Le tableau frappe par son incroyable modernité. Incarnation, mort et salut concentrés dans une même mise en scène, dans un raccourci qui nous ébranle. Dans cet univers statique et clairement structuré, où les volumes sont synthétisés, le noir ouvre sur le vide, il donne la dimension cosmique de l'événement. Comme pour nous dire que sans l'incarnation, il n'y a pas de représentation possible du divin mais un abîme. Un trou noir. Un trou tellement vertigineux qu'il faut que l'arbre soit investi par la lettre, qui ouvre à la parole. Elle seule peut apprivoiser le néant. C'est par la parole que l'homme accède à cette forêt hostile.
Au-delà de l'impact violent de cette peinture, qui oppose lumière et ténèbres, fécondité et stérilité, un dialogue s'instaure qui veut bien en explorer son mystérieux message.
La Vierge à l'arbre sec ou Madone à l'arbre sec est un tableau du peintre primitif flamand Petrus Christus.
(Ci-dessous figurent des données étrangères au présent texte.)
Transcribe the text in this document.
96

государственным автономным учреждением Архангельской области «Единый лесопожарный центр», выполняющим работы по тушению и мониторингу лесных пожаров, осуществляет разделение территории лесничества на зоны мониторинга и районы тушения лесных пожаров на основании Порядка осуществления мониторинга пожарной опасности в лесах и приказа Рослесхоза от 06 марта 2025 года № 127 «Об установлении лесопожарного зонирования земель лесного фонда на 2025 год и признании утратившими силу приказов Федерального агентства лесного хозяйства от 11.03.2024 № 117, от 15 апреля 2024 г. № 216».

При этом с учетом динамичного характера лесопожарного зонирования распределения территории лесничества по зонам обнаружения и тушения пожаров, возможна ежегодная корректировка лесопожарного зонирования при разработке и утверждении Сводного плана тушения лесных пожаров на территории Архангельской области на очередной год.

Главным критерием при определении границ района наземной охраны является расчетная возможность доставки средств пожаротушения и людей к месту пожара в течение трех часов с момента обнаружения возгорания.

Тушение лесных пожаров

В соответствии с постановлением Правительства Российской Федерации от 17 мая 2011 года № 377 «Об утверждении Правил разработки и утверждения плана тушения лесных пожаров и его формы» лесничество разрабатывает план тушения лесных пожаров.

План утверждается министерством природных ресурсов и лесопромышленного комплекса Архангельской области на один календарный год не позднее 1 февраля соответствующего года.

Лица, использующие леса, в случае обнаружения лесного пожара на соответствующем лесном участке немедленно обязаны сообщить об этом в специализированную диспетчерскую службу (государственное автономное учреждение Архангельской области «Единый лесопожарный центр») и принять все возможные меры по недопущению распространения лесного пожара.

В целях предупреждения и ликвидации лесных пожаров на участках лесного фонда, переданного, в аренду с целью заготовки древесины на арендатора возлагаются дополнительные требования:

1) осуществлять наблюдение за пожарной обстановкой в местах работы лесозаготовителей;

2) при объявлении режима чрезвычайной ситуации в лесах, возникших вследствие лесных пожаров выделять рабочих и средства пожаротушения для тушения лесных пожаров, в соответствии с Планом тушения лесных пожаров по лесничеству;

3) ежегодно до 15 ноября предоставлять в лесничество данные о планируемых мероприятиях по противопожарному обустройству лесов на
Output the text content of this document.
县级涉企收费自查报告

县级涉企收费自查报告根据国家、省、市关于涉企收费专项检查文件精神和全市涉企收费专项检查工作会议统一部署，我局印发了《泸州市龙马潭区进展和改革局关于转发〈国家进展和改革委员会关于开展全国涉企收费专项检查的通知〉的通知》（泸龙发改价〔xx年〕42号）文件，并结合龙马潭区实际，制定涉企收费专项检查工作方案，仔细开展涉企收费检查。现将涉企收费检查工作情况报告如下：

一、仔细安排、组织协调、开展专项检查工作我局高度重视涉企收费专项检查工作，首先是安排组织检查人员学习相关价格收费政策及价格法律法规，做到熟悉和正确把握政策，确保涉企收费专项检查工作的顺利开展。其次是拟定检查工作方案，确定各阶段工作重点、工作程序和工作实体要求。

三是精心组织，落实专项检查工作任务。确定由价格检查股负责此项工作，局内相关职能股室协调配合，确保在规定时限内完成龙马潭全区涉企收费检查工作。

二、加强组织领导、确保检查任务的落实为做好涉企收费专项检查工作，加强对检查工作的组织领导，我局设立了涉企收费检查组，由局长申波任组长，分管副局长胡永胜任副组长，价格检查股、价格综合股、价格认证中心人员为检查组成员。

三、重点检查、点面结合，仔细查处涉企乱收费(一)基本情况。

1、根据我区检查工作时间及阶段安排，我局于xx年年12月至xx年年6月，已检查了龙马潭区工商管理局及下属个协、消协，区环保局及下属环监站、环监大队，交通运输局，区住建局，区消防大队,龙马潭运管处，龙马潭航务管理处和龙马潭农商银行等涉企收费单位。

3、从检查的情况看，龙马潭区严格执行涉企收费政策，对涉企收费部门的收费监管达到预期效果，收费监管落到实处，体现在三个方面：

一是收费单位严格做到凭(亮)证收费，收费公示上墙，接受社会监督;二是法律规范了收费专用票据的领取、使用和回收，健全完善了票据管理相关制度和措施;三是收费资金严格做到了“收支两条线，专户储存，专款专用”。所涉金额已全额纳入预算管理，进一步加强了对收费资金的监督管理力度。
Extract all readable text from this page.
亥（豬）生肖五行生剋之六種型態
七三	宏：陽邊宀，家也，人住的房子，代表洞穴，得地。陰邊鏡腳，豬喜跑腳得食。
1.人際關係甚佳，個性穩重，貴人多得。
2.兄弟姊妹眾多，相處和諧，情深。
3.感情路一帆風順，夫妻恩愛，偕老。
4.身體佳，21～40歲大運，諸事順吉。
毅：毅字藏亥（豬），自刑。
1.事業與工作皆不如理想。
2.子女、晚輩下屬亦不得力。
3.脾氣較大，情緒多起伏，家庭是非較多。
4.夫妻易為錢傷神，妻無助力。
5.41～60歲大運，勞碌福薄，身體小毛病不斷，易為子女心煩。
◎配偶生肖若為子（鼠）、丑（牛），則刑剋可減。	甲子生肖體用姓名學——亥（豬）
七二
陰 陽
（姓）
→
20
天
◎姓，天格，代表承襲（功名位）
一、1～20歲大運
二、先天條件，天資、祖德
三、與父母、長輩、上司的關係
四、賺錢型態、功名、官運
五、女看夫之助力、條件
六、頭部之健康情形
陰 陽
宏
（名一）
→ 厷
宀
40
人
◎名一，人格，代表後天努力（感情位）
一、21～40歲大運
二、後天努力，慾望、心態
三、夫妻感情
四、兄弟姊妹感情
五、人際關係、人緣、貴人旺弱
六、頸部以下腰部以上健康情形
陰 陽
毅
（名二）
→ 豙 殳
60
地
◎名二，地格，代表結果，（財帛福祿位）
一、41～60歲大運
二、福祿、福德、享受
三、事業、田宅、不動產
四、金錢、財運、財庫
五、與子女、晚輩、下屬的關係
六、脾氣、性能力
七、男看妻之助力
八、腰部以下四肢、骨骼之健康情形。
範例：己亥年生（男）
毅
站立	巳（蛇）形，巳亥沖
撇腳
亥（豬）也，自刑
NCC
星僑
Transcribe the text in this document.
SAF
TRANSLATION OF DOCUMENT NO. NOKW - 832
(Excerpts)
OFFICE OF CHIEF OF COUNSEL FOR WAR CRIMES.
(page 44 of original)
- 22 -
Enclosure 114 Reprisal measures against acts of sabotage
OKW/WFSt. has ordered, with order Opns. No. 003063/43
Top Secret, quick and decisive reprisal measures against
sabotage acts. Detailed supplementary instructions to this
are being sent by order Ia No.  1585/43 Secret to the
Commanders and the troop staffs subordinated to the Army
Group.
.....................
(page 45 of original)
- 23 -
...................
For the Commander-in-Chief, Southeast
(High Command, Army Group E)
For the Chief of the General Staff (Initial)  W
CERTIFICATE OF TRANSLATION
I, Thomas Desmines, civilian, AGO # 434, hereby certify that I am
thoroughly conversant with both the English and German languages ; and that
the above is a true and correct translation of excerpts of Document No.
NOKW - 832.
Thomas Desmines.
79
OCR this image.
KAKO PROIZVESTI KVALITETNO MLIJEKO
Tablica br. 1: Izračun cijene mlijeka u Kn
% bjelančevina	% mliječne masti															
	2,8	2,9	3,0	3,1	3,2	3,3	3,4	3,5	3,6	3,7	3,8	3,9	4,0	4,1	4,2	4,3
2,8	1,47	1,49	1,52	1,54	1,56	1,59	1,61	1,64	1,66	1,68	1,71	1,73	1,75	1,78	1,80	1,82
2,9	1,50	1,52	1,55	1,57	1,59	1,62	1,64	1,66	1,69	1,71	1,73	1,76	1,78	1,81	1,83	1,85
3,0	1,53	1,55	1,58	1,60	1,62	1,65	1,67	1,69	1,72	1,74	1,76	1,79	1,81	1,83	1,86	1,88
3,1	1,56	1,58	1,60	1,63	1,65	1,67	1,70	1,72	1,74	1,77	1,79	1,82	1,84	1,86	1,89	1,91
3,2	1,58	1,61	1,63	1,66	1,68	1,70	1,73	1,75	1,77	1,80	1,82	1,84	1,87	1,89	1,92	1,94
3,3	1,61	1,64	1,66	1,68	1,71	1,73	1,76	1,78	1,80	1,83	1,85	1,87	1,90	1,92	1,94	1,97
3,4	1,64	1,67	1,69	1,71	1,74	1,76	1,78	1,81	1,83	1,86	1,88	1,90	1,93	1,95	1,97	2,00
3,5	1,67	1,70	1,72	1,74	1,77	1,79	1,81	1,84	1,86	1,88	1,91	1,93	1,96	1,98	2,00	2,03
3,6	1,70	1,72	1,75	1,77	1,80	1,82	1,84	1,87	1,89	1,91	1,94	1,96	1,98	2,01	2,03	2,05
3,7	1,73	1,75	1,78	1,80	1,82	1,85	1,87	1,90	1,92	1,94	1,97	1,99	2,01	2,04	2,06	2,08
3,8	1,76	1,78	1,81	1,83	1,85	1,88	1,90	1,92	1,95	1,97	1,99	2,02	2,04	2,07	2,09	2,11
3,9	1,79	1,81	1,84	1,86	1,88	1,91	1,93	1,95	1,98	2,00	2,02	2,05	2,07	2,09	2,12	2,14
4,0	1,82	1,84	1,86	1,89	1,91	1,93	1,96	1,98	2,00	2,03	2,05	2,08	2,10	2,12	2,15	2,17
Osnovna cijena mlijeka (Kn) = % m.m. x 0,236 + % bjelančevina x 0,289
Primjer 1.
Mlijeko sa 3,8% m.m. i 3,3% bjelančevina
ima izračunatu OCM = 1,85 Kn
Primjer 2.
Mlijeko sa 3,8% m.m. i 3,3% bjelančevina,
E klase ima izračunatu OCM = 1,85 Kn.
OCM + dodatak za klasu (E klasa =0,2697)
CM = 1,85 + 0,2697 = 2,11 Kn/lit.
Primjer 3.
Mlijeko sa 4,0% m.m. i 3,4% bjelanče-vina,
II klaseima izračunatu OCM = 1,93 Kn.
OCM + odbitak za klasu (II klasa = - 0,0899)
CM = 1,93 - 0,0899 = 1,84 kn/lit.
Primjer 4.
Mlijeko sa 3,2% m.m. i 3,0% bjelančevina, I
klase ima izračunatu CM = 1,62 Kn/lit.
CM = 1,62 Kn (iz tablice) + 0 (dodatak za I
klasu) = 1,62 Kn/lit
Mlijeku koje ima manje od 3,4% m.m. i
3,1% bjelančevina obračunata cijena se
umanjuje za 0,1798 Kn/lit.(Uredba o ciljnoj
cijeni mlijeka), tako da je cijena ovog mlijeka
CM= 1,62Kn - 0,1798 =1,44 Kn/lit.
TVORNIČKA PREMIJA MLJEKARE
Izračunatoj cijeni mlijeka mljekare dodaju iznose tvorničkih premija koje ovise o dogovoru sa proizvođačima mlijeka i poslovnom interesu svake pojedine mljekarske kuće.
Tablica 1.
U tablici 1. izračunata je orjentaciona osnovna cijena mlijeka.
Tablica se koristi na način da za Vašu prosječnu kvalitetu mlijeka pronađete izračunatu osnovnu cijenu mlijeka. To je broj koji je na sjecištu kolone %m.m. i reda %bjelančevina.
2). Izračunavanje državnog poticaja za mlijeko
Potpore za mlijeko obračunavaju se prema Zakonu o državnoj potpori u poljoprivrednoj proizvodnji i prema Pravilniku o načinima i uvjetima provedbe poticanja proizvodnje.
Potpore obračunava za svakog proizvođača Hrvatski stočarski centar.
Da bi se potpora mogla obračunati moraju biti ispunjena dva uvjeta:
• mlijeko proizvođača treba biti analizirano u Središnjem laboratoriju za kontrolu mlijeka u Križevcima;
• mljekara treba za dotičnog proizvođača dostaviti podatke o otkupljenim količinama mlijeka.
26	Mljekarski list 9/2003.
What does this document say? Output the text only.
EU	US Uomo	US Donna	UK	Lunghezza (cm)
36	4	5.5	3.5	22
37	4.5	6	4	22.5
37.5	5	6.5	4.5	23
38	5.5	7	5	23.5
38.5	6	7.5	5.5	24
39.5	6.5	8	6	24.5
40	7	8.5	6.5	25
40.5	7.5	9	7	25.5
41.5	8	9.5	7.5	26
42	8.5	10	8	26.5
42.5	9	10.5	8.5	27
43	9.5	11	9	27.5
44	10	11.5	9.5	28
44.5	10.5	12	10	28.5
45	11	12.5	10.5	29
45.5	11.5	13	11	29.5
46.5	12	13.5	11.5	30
Huile sur panneau de 17,4 cm × 12,4 cm, il est réalisé après 1462. Retrouvé au début du xxe siècle dans une collection belge, il a été attribuée à Petrus Christus par Grete Ring en 1919. Il est actuellement exposé au Musée Thyssen-Bornemisza, à Madrid.
Petrus Christus et son épouse intègrent, en 1462, la Confrérie Notre-Dame de l'Arbre Sec, une société religieuse basée à Bruges, engagée dans la charité et consacrée à l'Immaculée Conception de la Vierge. Selon une légende, la Vierge Marie et l'Enfant Jésus seraient apparus à Philippe le Bon, sur le tronc d'un arbre sec, avant une bataille contre les Français. Il aurait alors prié pour la victoire devant cette apparition qui lui était ainsi accordée. La Fraternité aurait été instituée en remerciement et pour la commémoration de cette victoire.
Sur un fond noir, en pleine lumière, une Vierge à l'Enfant apparaît, sertie de branches qui ont perdu toute sève. Dans son manteau rouge relevé d'une doublure verte, elle resplendit. L'enfant semble se tenir tout seul, en apesanteur dans des bras qui ne le contiennent pas, qui l'effleurent tout juste. Il est déjà séparé, aucun cordon ne le rattache à Marie. La main de la Vierge ne touche pas le pied de l'enfant. Le geste est arrêté comme si Petrus Christus, de façon délibérée, avait voulu en interrompre le rythme.
La Vierge, avec son front altier des Vierges flamandes, son visage juvénile, n'est guère représentée en tant que figure maternelle, ce qui se décide là semble lui échapper. Tout se joue ailleurs.
À la jonction des branches, au creux du tronc, la Vierge est littéralement greffée, verticalement, sur l'arbre mort. L'Enfant Jésus est bien le fruit de l'incise. Son rôle de Rédempteur est indiqué par le globe surmonté de la croix qu'il tient dans la main gauche. L'arbre sec de la chute métamorphosé en couronne d'épines insiste sur la déréliction.
Ce tableau illustre le verset du Prophète Ézéchiel (17.24) :
« Et tous les arbres des champs sauront que moi, l'éternel, j'ai abaissé l'arbre qui s'élevait et élevé l'arbre qui était abaissé, que j'ai desséché l'arbre vert et fait verdir l'arbre sec. Moi, l'éternel, j'ai parlé, et j'agirai. »
Marie rend la vie à l’arbre mort. Les quinze lettres « A » d'or suspendues aux branches sèches symbolisent la première lettre des paroles de l'archange Gabriel : Ave Maria – par qui le salut de l’homme commencera.
Marie porte un manteau rouge sang dont l’éclat est relevé par le vert complémentaire de la doublure et le noir du fond. En représentant Marie comme un bouton de rose dans un arbre mort, ce panneau se réfère aussi à la Confrérie Notre-Dame de l'Arbre Sec. Chaque année au cours d’un banquet, les femmes de la confrérie accueillaient les nouveaux membres en les aspergeant de quelques gouttes d’eau de rose. Le parfum de la rose était un symbole marial.